To be titled Concerning Violence, and produced by Annika Rogell and Tobias Janson for Story AB, the project incorporates the words from Frantz Fanon’s The Wretched of the Earth, using newly-discovered archive footage (as was the case with Mixtape), to explore what the director refers to as the most daring moments in the struggle for liberation in the Third World, illuminating the neocolonialism happening today, as well as the unrest and the reaction against it.

No word on how exactly Fanon’s work will be incorporated into the film, but it’s worth noting that, for those unfamiliar with his writings, in short, the author’s two critically significant works – Black Skin, White Masks (1952) and the aforementioned Wretched of the Earth (1961) – both read like manifestos presenting a utopian vision of a better world where the colonized frees himself/herself and becomes independent of the colonizer, both physically and mentally.
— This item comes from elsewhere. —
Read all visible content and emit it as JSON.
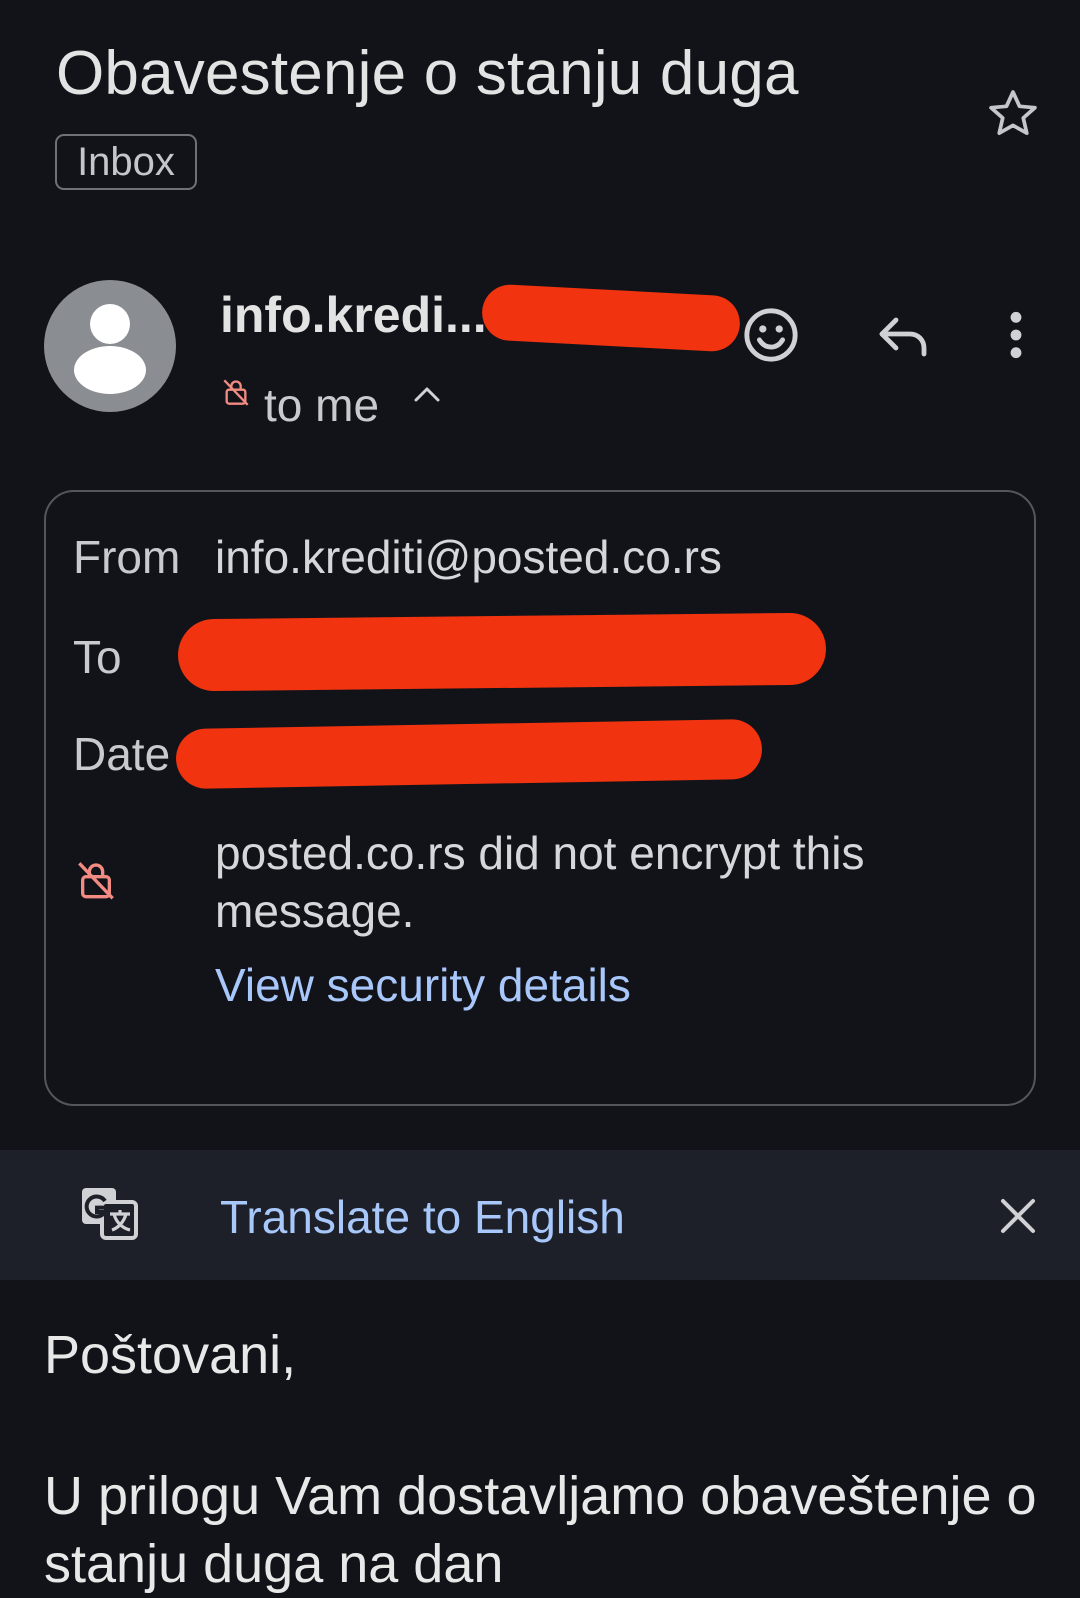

Fanon’s theories were influential during those years, especially on Third Cinema right from its launch in the 1960s, a time of anti-colonial, revolutionary struggles in the so-called Third World, and rising political movements against the dominance of Western countries. Third Cinema, by the way, was a film movement that was formed to address the need for a new kind of cinema that critiqued neocolonialism, Western imperialism and capitalism; An anti-oppression stance that challenged the status quo of political and social power around the world that left the Third World (a term I’ve always taken issue with) at a disadvantage.

So Fanon’s work certainly fits into the discussion that director Olsson seems to want to have in his next film.

His last film, which comes recommended, The Black Power Mixtape, is streaming on Netflix right now.

No trailer yet for Concerning Violence, but accompanying today’s Sundance Film Festival lineup announcement was the above still image from the film, providing us with our “first look.” Unfortunately, the photo didn’t come with an official caption.

As has been the case for the last 3 years, Shadow & Act will most certainly have a presence at Sundance next month, so expect reviews of this film, and others of interest to this blog.